Het kabinet erkent in navolging van het IGH-advies van 19 juli 2024 dat de Israëlische bezetting van de Palestijnse Gebieden onrechtmatig is. Dit is aanvullend op de reeds jarenlang bestaande Nederlandse kabinetspositie dat nederzettingen in de bezette gebieden in strijd zijn met internationaal recht. Het kabinet schaart zich eveneens achter de oproep de bezetting zo spoedig mogelijk te beëindigen, met inachtneming van de legitieme veiligheidsbelangen van Israël. Deze positie draagt Nederland uit in relevante internationale fora en in bilateraal verband. Het kabinet zal zich hiertegen blijven uitspreken.

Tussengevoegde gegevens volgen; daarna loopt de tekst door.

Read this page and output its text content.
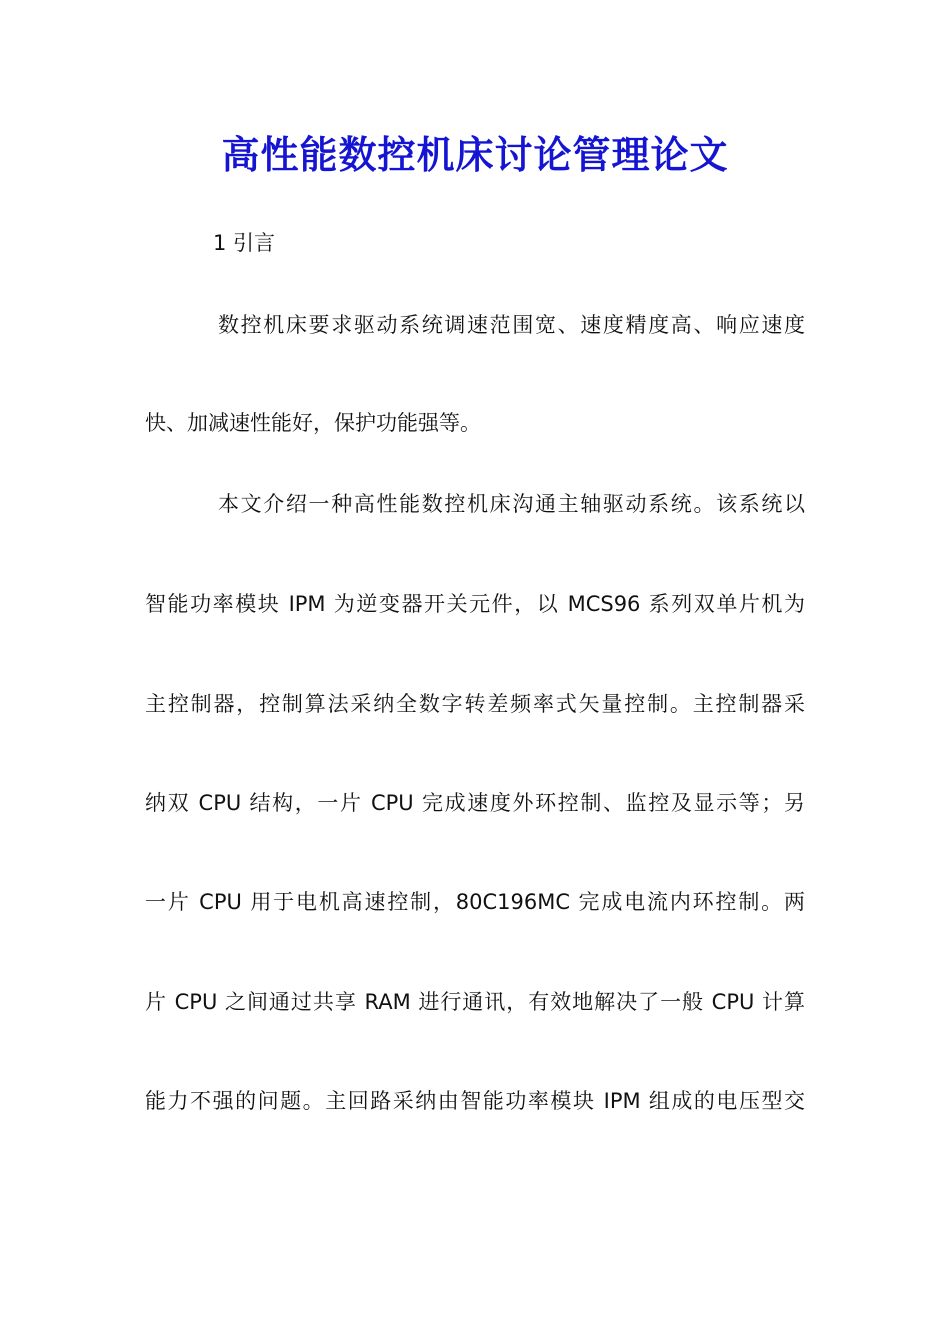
高性能数控机床讨论管理论文
1 引言
数控机床要求驱动系统调速范围宽、速度精度高、响应速度
快、加减速性能好，保护功能强等。
本文介绍一种高性能数控机床沟通主轴驱动系统。该系统以
智能功率模块 IPM 为逆变器开关元件，以 MCS96 系列双单片机为
主控制器，控制算法采纳全数字转差频率式矢量控制。主控制器采
纳双 CPU 结构，一片 CPU 完成速度外环控制、监控及显示等；另
一片 CPU 用于电机高速控制，80C196MC 完成电流内环控制。两
片 CPU 之间通过共享 RAM 进行通讯，有效地解决了一般 CPU 计算
能力不强的问题。主回路采纳由智能功率模块 IPM 组成的电压型交
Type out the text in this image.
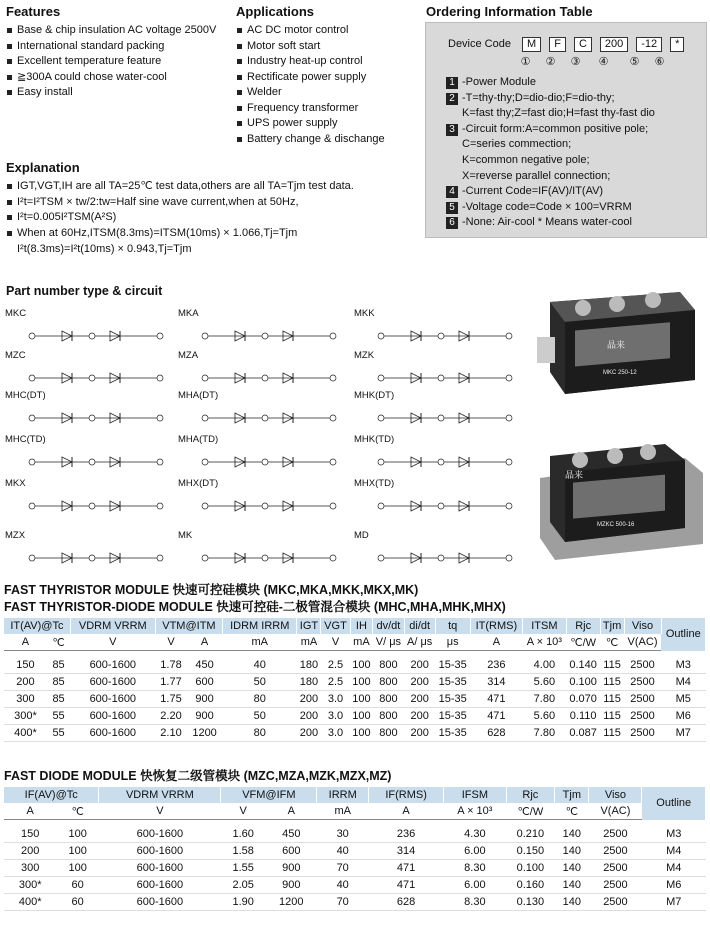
Features
Base & chip insulation AC voltage 2500V
International standard packing
Excellent temperature feature
≧300A could chose water-cool
Easy install
Applications
AC DC motor control
Motor soft start
Industry heat-up control
Rectificate power supply
Welder
Frequency transformer
UPS power supply
Battery change & dischange
Ordering Information Table
Device Code M F C 200 -12 *
① ② ③ ④ ⑤ ⑥
1 -Power Module
2 -T=thy-thy;D=dio-dio;F=dio-thy;
K=fast thy;Z=fast dio;H=fast thy-fast dio
3 -Circuit form:A=common positive pole;
C=series commection;
K=common negative pole;
X=reverse parallel connection;
4 -Current Code=IF(AV)/IT(AV)
5 -Voltage code=Code × 100=VRRM
6 -None: Air-cool * Means water-cool
Explanation
IGT,VGT,IH are all TA=25℃ test data,others are all TA=Tjm test data.
I²t=I²TSM × tw/2:tw=Half sine wave current,when at 50Hz,
I²t=0.005I²TSM(A²S)
When at 60Hz,ITSM(8.3ms)=ITSM(10ms) × 1.066,Tj=Tjm
I²t(8.3ms)=I²t(10ms) × 0.943,Tj=Tjm
Part number type & circuit
MKC
MZC
MHC(DT)
MHC(TD)
MKX
MZX
MKA
MZA
MHA(DT)
MHA(TD)
MHX(DT)
MK
MKK
MZK
MHK(DT)
MHK(TD)
MHX(TD)
MD
晶来
MKC 250-12
晶来
MZKC 500-16
FAST THYRISTOR MODULE 快速可控硅模块 (MKC,MKA,MKK,MKX,MK)
FAST THYRISTOR-DIODE MODULE 快速可控硅-二极管混合模块 (MHC,MHA,MHK,MHX)
IT(AV)@Tc		VDRM VRRM	VTM@ITM		IDRM IRRM	IGT	VGT	IH	dv/dt	di/dt	tq	IT(RMS)	ITSM	Rjc	Tjm	Viso	Outline
A	℃	V	V	A	mA	mA	V	mA	V/ μs	A/ μs	μs	A	A × 10³	℃/W	℃	V(AC)	

150	85	600-1600	1.78	450	40	180	2.5	100	800	200	15-35	236	4.00	0.140	115	2500	M3
200	85	600-1600	1.77	600	50	180	2.5	100	800	200	15-35	314	5.60	0.100	115	2500	M4
300	85	600-1600	1.75	900	80	200	3.0	100	800	200	15-35	471	7.80	0.070	115	2500	M5
300*	55	600-1600	2.20	900	50	200	3.0	100	800	200	15-35	471	5.60	0.110	115	2500	M6
400*	55	600-1600	2.10	1200	80	200	3.0	100	800	200	15-35	628	7.80	0.087	115	2500	M7
FAST DIODE MODULE 快恢复二级管模块 (MZC,MZA,MZK,MZX,MZ)
IF(AV)@Tc		VDRM VRRM	VFM@IFM		IRRM	IF(RMS)	IFSM	Rjc	Tjm	Viso	Outline
A	℃	V	V	A	mA	A	A × 10³	℃/W	℃	V(AC)	

150	100	600-1600	1.60	450	30	236	4.30	0.210	140	2500	M3
200	100	600-1600	1.58	600	40	314	6.00	0.150	140	2500	M4
300	100	600-1600	1.55	900	70	471	8.30	0.100	140	2500	M4
300*	60	600-1600	2.05	900	40	471	6.00	0.160	140	2500	M6
400*	60	600-1600	1.90	1200	70	628	8.30	0.130	140	2500	M7
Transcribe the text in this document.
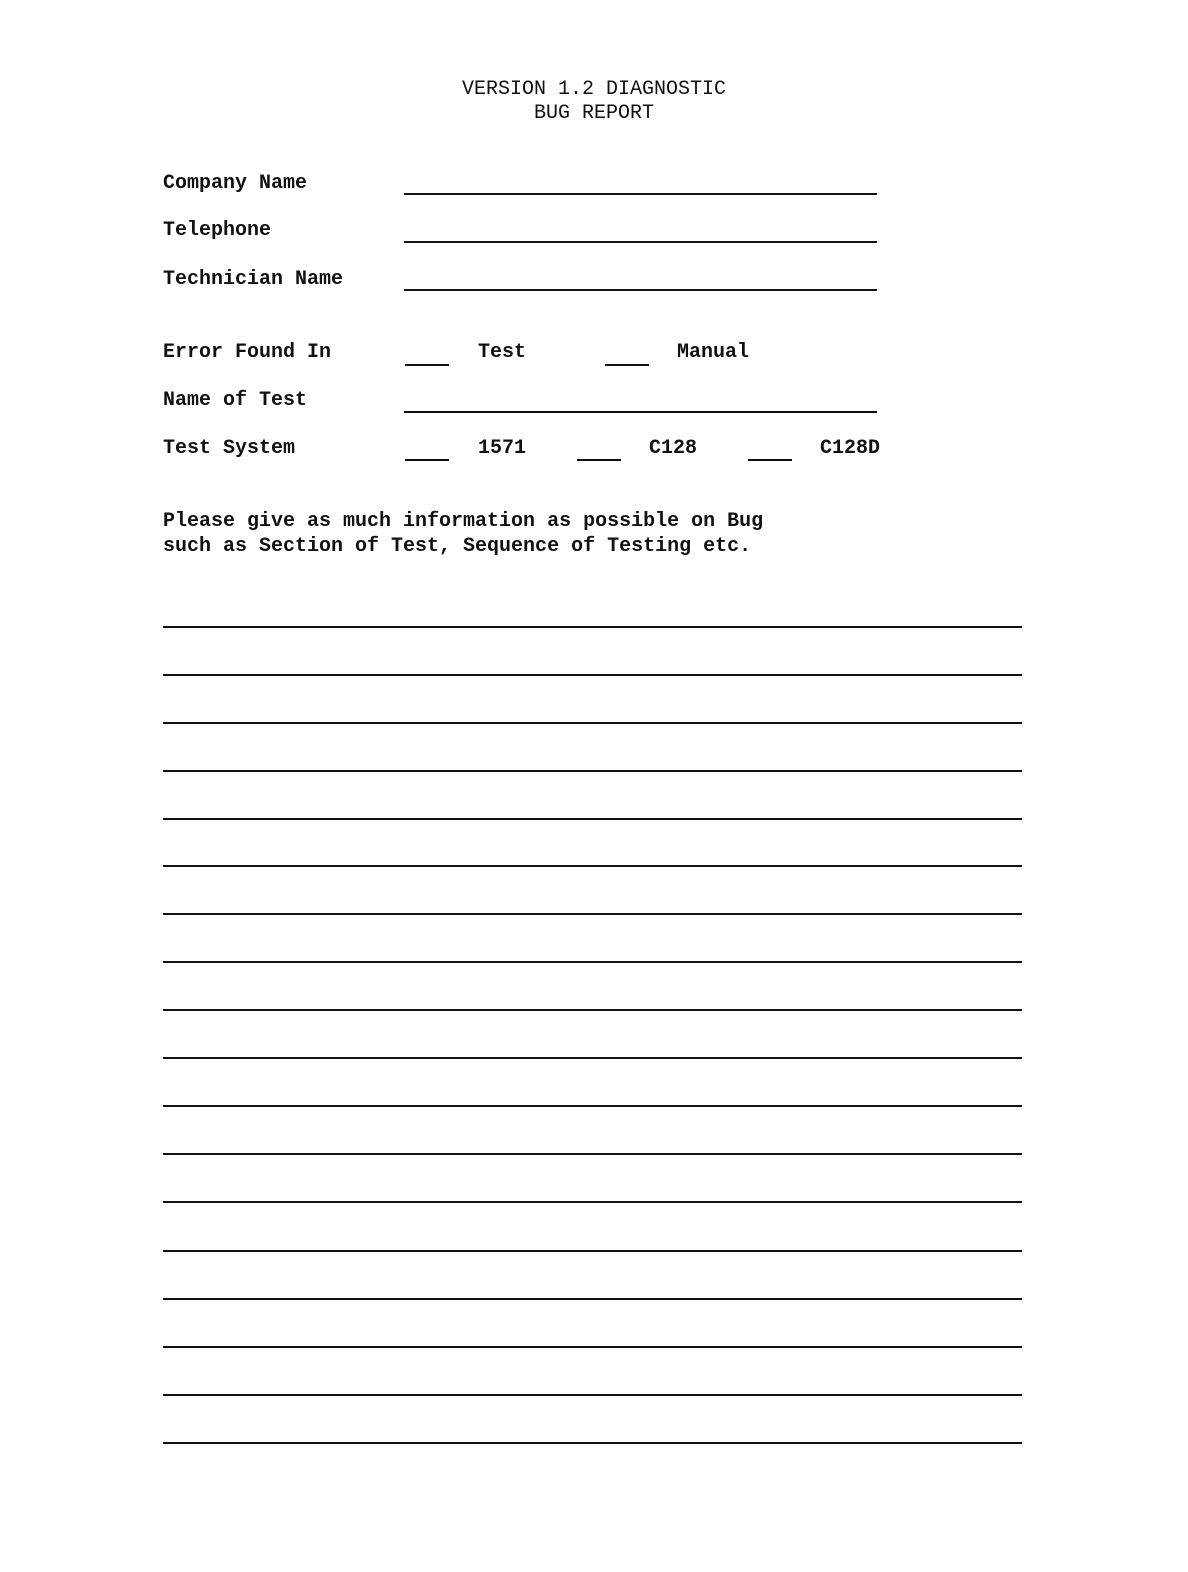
VERSION 1.2 DIAGNOSTIC
BUG REPORT
Company Name
Telephone
Technician Name
Error Found In	Test	Manual
Name of Test
Test System	1571	C128	C128D
Please give as much information as possible on Bug
such as Section of Test, Sequence of Testing etc.
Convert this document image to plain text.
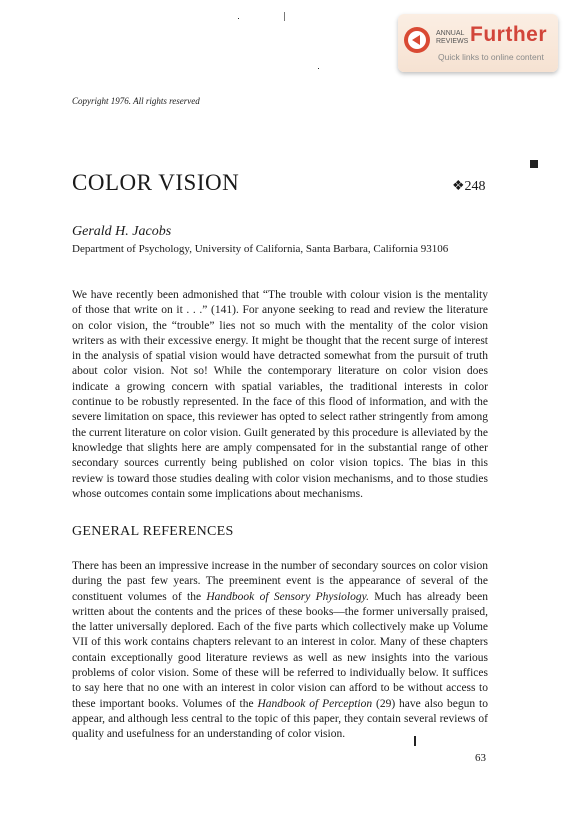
ANNUAL
REVIEWS Further
Quick links to online content
Copyright 1976. All rights reserved
COLOR VISION	❖248
Gerald H. Jacobs
Department of Psychology, University of California, Santa Barbara, California 93106

We have recently been admonished that “The trouble with colour vision is the mentality of those that write on it . . .” (141). For anyone seeking to read and review the literature on color vision, the “trouble” lies not so much with the mentality of the color vision writers as with their excessive energy. It might be thought that the recent surge of interest in the analysis of spatial vision would have detracted somewhat from the pursuit of truth about color vision. Not so! While the contemporary literature on color vision does indicate a growing concern with spatial variables, the traditional interests in color continue to be robustly represented. In the face of this flood of information, and with the severe limitation on space, this reviewer has opted to select rather stringently from among the current literature on color vision. Guilt generated by this procedure is alleviated by the knowledge that slights here are amply compensated for in the substantial range of other secondary sources currently being published on color vision topics. The bias in this review is toward those studies dealing with color vision mechanisms, and to those studies whose outcomes contain some implications about mechanisms.

GENERAL REFERENCES

There has been an impressive increase in the number of secondary sources on color vision during the past few years. The preeminent event is the appearance of several of the constituent volumes of the Handbook of Sensory Physiology. Much has already been written about the contents and the prices of these books—the former universally praised, the latter universally deplored. Each of the five parts which collectively make up Volume VII of this work contains chapters relevant to an interest in color. Many of these chapters contain exceptionally good literature reviews as well as new insights into the various problems of color vision. Some of these will be referred to individually below. It suffices to say here that no one with an interest in color vision can afford to be without access to these important books. Volumes of the Handbook of Perception (29) have also begun to appear, and although less central to the topic of this paper, they contain several reviews of quality and usefulness for an understanding of color vision.

63
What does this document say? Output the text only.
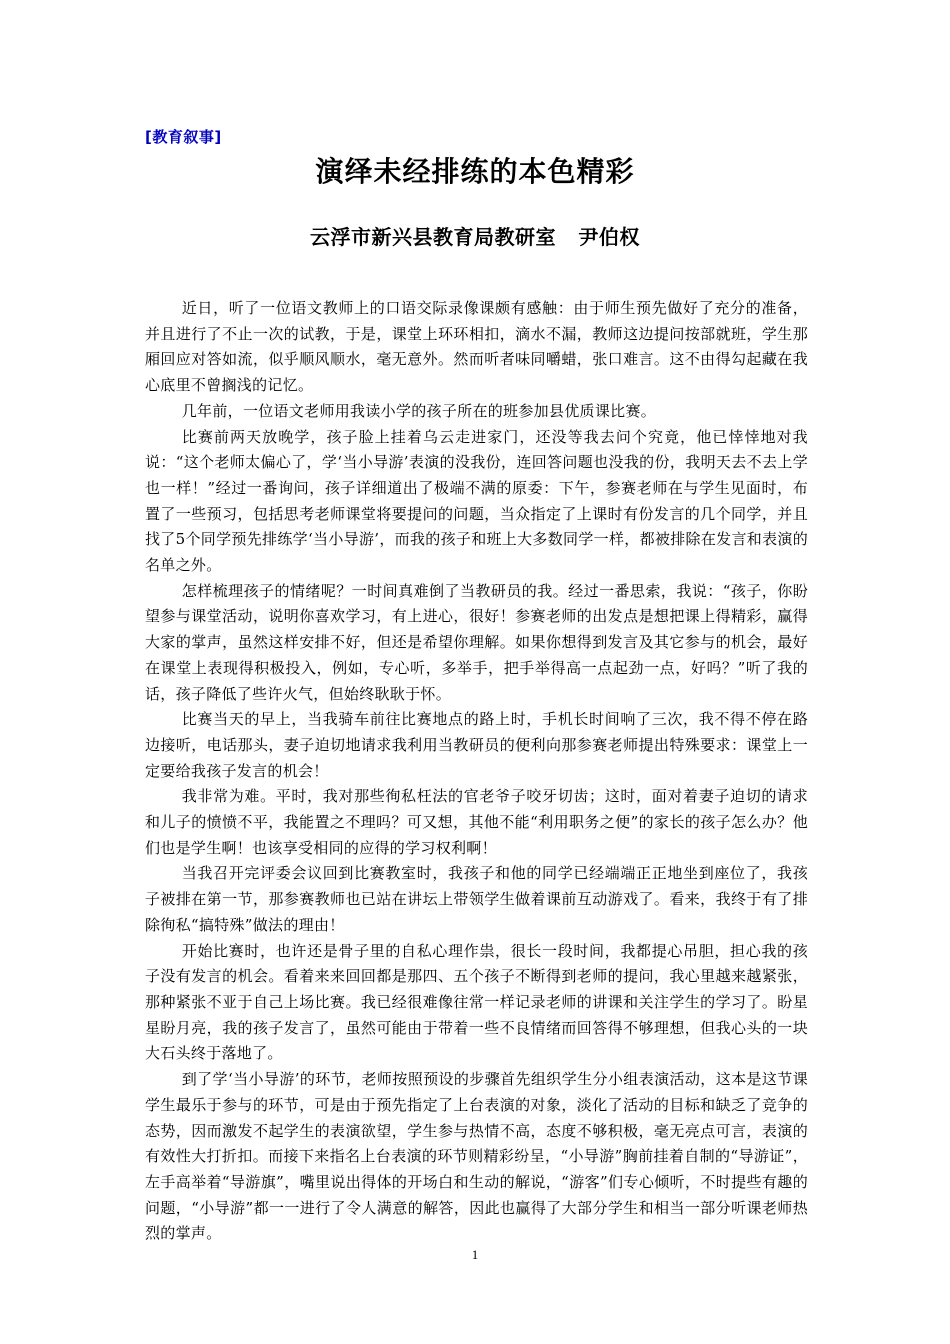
[教育叙事]
演绎未经排练的本色精彩
云浮市新兴县教育局教研室   尹伯权

近日，听了一位语文教师上的口语交际录像课颇有感触：由于师生预先做好了充分的准备，并且进行了不止一次的试教，于是，课堂上环环相扣，滴水不漏，教师这边提问按部就班，学生那厢回应对答如流，似乎顺风顺水，毫无意外。然而听者味同嚼蜡，张口难言。这不由得勾起藏在我心底里不曾搁浅的记忆。

几年前，一位语文老师用我读小学的孩子所在的班参加县优质课比赛。

比赛前两天放晚学，孩子脸上挂着乌云走进家门，还没等我去问个究竟，他已悻悻地对我说：“这个老师太偏心了，学‘当小导游’表演的没我份，连回答问题也没我的份，我明天去不去上学也一样！”经过一番询问，孩子详细道出了极端不满的原委：下午，参赛老师在与学生见面时，布置了一些预习，包括思考老师课堂将要提问的问题，当众指定了上课时有份发言的几个同学，并且找了5个同学预先排练学‘当小导游’，而我的孩子和班上大多数同学一样，都被排除在发言和表演的名单之外。

怎样梳理孩子的情绪呢？一时间真难倒了当教研员的我。经过一番思索，我说：“孩子，你盼望参与课堂活动，说明你喜欢学习，有上进心，很好！参赛老师的出发点是想把课上得精彩，赢得大家的掌声，虽然这样安排不好，但还是希望你理解。如果你想得到发言及其它参与的机会，最好在课堂上表现得积极投入，例如，专心听，多举手，把手举得高一点起劲一点，好吗？”听了我的话，孩子降低了些许火气，但始终耿耿于怀。

比赛当天的早上，当我骑车前往比赛地点的路上时，手机长时间响了三次，我不得不停在路边接听，电话那头，妻子迫切地请求我利用当教研员的便利向那参赛老师提出特殊要求：课堂上一定要给我孩子发言的机会！

我非常为难。平时，我对那些徇私枉法的官老爷子咬牙切齿；这时，面对着妻子迫切的请求和儿子的愤愤不平，我能置之不理吗？可又想，其他不能“利用职务之便”的家长的孩子怎么办？他们也是学生啊！也该享受相同的应得的学习权利啊！

当我召开完评委会议回到比赛教室时，我孩子和他的同学已经端端正正地坐到座位了，我孩子被排在第一节，那参赛教师也已站在讲坛上带领学生做着课前互动游戏了。看来，我终于有了排除徇私“搞特殊”做法的理由！

开始比赛时，也许还是骨子里的自私心理作祟，很长一段时间，我都提心吊胆，担心我的孩子没有发言的机会。看着来来回回都是那四、五个孩子不断得到老师的提问，我心里越来越紧张，那种紧张不亚于自己上场比赛。我已经很难像往常一样记录老师的讲课和关注学生的学习了。盼星星盼月亮，我的孩子发言了，虽然可能由于带着一些不良情绪而回答得不够理想，但我心头的一块大石头终于落地了。

到了学‘当小导游’的环节，老师按照预设的步骤首先组织学生分小组表演活动，这本是这节课学生最乐于参与的环节，可是由于预先指定了上台表演的对象，淡化了活动的目标和缺乏了竞争的态势，因而激发不起学生的表演欲望，学生参与热情不高，态度不够积极，毫无亮点可言，表演的有效性大打折扣。而接下来指名上台表演的环节则精彩纷呈，“小导游”胸前挂着自制的“导游证”，左手高举着“导游旗”，嘴里说出得体的开场白和生动的解说，“游客”们专心倾听，不时提些有趣的问题，“小导游”都一一进行了令人满意的解答，因此也赢得了大部分学生和相当一部分听课老师热烈的掌声。

1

In het algemeen kan het kabinet zeggen dat in het reguliere contact met Booking het ontmoedigingsbeleid meerdere malen is toegelicht. De Rijksoverheid verleent in lijn met ontmoedigingsbeleid geen steun aan Booking activiteiten in het kader van de illegale nederzettingen.
De motie Hirsch beoogt om personen en organisaties die illegale nederzettingen bouwen te sanctioneren. Het kabinet beziet op dit moment hoe hier effectief uitvoering aan kan worden gegeven.